Serverfaultコミュニティの皆様へ
次のような問題があります。パケット データで特定の文字列が検出された場合、ネットワークの両側で TCP 接続を直ちにリセット (切断) する必要があります。両側のアプリケーションを制御することはできず、接続を中止するには Linux iptables (または同様のツール) のみを使用できます。
私の最初のアイデアは、次の iptables ルールを使用して、目的を達成することでした。
/usr/sbin/iptables -A INPUT -p tcp --dport 1234 -m string --algo bm --string 'BAD STRING' -j REJECT --reject-with tcp-reset
これは、TCP RST パケットをクライアントに送信することでリモート側では完全に機能し、クライアントは直ちに切断されます。残念ながら、強制切断時にローカル側には通知されず、サーバー プロセス (接続) は永久にハングします。

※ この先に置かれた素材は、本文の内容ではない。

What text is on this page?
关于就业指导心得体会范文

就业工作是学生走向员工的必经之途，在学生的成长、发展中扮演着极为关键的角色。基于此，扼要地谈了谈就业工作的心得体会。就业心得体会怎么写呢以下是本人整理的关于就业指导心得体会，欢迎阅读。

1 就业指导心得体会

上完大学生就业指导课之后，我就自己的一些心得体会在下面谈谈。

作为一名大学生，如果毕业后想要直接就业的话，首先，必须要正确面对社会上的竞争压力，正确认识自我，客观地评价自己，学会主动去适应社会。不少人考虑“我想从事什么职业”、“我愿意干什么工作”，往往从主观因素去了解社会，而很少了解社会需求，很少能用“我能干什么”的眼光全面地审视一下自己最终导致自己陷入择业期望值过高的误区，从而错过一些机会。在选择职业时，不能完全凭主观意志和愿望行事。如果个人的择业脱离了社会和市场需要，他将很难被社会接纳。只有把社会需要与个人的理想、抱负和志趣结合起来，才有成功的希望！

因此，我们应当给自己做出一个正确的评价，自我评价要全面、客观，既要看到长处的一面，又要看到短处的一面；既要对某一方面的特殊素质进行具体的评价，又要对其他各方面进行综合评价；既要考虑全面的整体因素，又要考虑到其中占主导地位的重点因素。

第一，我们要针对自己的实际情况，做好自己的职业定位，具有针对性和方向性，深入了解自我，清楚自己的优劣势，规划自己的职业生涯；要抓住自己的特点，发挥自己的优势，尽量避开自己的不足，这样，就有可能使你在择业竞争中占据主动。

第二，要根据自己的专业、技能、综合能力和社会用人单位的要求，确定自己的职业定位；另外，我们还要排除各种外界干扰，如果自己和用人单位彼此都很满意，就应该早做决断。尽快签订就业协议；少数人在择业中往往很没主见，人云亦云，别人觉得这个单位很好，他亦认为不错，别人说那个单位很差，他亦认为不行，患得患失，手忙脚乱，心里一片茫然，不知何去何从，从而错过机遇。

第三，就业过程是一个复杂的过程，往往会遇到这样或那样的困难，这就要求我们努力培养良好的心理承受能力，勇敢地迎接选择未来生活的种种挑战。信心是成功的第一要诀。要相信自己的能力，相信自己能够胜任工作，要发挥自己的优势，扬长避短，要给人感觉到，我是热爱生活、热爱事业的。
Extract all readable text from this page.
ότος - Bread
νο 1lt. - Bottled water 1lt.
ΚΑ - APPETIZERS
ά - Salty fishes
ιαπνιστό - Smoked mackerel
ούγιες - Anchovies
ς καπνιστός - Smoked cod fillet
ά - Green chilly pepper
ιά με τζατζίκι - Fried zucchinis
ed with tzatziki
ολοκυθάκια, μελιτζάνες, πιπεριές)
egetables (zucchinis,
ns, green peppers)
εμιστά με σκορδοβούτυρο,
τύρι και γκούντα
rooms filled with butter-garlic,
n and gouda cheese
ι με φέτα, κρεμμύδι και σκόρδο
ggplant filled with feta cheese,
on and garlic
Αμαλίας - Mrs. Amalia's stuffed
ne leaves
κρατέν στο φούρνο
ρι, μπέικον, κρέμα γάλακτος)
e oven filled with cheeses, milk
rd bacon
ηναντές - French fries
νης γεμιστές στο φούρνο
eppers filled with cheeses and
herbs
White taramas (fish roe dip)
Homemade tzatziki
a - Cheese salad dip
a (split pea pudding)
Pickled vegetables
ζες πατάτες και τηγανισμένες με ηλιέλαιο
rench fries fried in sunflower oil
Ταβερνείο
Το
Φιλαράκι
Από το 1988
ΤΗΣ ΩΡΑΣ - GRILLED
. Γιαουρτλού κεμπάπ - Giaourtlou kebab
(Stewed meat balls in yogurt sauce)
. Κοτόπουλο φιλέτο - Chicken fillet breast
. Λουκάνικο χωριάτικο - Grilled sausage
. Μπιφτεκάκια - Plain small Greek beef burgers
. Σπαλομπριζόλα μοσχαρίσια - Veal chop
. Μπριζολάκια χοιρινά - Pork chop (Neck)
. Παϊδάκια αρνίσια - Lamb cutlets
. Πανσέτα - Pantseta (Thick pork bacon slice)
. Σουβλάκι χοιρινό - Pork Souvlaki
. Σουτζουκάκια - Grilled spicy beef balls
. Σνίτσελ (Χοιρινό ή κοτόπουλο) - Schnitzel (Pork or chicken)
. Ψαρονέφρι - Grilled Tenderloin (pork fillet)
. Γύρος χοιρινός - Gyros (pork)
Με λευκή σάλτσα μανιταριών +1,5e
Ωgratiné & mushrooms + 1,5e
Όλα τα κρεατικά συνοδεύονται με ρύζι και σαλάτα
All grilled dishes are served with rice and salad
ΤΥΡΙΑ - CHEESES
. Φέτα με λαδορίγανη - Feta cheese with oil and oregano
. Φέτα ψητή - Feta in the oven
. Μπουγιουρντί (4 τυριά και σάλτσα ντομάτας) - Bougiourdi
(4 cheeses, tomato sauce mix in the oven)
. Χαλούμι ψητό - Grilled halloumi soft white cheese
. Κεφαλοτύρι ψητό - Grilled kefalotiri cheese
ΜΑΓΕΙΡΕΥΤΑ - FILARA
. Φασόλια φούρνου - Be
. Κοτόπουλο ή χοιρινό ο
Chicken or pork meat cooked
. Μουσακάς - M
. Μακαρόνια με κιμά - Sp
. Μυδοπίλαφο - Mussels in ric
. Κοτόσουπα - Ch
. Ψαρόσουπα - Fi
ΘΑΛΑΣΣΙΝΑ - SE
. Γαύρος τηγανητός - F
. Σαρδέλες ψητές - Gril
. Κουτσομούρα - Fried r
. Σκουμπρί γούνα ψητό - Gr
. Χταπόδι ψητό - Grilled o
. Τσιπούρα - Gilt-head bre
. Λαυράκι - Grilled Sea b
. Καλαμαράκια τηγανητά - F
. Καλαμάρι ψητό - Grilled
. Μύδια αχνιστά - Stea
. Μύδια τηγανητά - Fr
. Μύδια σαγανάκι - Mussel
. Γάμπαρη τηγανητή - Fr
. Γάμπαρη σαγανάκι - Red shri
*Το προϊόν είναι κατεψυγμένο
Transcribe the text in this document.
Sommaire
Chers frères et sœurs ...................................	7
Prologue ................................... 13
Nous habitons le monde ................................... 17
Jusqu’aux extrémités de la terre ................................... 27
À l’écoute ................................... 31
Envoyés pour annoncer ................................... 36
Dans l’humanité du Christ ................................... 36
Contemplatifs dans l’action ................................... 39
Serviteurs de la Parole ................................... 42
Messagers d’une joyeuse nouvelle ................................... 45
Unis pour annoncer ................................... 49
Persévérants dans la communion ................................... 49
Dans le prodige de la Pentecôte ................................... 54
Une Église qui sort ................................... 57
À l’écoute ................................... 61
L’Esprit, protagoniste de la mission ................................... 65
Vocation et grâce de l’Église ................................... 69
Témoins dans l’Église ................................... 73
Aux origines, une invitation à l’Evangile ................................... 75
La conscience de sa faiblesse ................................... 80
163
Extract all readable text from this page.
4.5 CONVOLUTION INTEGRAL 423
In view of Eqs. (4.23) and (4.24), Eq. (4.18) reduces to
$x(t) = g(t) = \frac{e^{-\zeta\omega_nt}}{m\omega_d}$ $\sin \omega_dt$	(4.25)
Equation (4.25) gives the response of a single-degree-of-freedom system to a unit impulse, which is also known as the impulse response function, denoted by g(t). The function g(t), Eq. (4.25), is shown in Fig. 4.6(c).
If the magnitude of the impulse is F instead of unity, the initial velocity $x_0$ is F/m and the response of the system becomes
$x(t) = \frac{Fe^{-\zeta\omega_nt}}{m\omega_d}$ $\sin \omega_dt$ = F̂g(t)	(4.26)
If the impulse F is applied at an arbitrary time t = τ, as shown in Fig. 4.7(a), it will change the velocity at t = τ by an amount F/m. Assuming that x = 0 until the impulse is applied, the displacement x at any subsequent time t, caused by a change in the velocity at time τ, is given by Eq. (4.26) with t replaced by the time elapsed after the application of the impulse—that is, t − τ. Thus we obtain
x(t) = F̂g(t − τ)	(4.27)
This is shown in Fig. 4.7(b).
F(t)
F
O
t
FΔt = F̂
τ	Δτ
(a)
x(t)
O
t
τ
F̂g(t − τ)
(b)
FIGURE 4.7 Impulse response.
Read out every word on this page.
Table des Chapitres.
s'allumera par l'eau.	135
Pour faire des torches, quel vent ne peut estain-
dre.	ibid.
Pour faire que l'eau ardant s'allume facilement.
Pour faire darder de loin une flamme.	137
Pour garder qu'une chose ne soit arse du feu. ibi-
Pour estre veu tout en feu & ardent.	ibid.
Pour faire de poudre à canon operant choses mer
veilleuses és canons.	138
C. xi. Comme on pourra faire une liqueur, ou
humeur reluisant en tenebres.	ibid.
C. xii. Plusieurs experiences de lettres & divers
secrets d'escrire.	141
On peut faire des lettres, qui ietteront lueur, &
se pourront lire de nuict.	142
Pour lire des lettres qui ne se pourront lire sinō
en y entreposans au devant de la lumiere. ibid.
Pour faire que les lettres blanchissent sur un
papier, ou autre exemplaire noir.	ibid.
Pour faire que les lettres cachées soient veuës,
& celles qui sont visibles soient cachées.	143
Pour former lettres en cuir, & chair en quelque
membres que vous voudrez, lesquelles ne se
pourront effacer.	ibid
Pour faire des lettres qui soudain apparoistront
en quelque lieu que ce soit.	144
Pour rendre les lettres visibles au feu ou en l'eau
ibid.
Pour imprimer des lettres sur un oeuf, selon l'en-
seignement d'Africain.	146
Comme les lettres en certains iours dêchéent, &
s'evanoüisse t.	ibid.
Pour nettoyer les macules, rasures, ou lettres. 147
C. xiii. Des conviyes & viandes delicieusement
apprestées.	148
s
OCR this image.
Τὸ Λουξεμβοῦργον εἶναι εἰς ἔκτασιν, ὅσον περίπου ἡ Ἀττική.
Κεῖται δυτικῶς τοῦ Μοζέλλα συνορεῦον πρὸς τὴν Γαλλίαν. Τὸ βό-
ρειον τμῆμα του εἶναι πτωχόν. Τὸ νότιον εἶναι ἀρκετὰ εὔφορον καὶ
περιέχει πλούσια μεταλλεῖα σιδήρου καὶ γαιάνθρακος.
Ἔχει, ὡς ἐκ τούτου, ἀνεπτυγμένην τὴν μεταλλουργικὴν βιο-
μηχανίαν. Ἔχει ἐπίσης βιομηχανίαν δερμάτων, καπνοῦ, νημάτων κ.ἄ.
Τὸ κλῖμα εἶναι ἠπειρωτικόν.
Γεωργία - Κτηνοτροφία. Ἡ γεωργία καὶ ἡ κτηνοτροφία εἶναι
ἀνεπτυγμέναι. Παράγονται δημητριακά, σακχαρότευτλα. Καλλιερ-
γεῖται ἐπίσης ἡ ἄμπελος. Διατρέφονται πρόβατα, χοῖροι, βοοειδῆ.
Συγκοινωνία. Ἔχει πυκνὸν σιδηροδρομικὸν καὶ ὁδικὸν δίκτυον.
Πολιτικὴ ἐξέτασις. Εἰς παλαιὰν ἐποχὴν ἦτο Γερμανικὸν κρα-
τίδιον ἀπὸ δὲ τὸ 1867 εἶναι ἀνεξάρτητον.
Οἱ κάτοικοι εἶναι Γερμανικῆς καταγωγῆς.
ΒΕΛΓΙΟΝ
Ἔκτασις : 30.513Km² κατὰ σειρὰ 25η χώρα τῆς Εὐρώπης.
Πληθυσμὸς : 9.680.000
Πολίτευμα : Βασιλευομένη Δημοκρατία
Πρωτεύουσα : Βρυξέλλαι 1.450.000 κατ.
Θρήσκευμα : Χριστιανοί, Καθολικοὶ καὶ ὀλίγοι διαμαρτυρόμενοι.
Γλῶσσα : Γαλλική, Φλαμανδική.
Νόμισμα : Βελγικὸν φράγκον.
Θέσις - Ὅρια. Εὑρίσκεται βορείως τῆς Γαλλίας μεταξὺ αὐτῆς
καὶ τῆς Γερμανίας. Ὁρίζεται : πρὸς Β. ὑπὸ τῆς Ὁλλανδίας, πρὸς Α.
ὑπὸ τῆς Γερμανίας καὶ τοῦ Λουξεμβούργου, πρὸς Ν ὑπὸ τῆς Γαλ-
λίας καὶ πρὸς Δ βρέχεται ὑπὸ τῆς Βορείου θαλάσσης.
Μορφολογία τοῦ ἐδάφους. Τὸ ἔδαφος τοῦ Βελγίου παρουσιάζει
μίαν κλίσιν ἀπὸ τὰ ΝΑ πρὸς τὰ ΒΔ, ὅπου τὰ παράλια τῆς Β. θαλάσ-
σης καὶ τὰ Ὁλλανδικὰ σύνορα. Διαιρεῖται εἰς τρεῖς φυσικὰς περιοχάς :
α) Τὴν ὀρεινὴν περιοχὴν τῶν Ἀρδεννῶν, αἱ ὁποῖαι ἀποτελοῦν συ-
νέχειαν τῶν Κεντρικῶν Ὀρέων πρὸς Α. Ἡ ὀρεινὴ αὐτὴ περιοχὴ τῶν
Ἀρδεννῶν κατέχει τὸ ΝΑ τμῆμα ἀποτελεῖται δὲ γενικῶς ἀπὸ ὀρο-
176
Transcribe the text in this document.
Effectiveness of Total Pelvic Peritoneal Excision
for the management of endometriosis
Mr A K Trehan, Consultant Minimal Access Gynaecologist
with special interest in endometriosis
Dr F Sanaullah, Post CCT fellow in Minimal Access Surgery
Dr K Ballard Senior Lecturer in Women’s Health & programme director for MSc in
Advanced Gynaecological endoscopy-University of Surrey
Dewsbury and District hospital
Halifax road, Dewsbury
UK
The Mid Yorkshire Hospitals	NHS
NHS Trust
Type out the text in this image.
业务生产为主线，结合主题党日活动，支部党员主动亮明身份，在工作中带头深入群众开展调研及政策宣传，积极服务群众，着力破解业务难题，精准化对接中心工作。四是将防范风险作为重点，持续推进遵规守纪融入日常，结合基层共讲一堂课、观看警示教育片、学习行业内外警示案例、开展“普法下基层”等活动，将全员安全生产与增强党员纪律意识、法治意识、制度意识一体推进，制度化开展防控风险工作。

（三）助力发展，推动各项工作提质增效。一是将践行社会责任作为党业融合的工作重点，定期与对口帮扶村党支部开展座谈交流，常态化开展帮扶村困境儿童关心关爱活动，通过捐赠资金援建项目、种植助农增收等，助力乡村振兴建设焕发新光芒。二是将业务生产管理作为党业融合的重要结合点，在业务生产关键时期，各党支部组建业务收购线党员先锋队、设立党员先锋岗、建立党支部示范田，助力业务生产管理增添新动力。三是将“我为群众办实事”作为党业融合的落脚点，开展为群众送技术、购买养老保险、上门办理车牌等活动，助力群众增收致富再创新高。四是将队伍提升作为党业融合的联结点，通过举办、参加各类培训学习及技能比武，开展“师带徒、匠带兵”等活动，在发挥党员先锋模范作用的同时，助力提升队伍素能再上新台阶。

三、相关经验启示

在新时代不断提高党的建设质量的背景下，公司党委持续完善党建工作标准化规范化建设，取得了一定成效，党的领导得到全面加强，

特定の条件 (この場合は IP パケット内の文字列の一致) に基づいて、両側ですでに確立されている接続を直ちに切断する必要があることは、それほど珍しいことではないと思いました。そこで、Google 検索を実行しましたが、驚いたことに、妥当な時間内に使えるものは見つかりませんでした。
iptables を使用してネットワークの両側で TCP 切断を実現する方法はありますか? そうでない場合、他にどのようなツールを使用できますか (クライアント/サーバー アプリケーションを制御できないことに注意してください)?
貴重なご回答を頂き誠にありがとうございます!
よろしくお願いします、
イェンス
答え1
使用できますxt_リセット例えば、-j RESET
答え2
アプリケーションにタイムアウトを設定することができます。
別の解決策としては、TCP KeepAlive を構成して、10 分ごとなど、より頻繁にチェックすることです。
一部のアプリケーションは、アプリケーション レベルで KeepAlive を実装します。例: SSH、apache。
キープアライブが送信され、リモート エンドで接続が閉じられると、リモート エンドから RST を受信します。
ステートフル ファイアウォールは、一定期間非アクティブな状態が続くと接続を忘れます。つまり、しばらく (30 分または 1 時間) トラフィックがない場合、パケットが破棄され、接続が半分開いた状態になることがあります。
実装しようとしている特定のソリューションについて質問するよりも、解決しようとしている特定の問題について質問する方が良いと思います。
答え3
残念ながら、強制切断時にローカル側に通知されません。
そうあるべきです。tcp-reset は、接続が閉じられていることをクライアントに通知することを意味します。リセットが送信されたときにクライアントがハングしている場合は、IPTables を実行しているホストから返されるリセットを適切に処理していないことを意味します。その問題に対処する手段がない限り、これを実現する方法は思いつきません。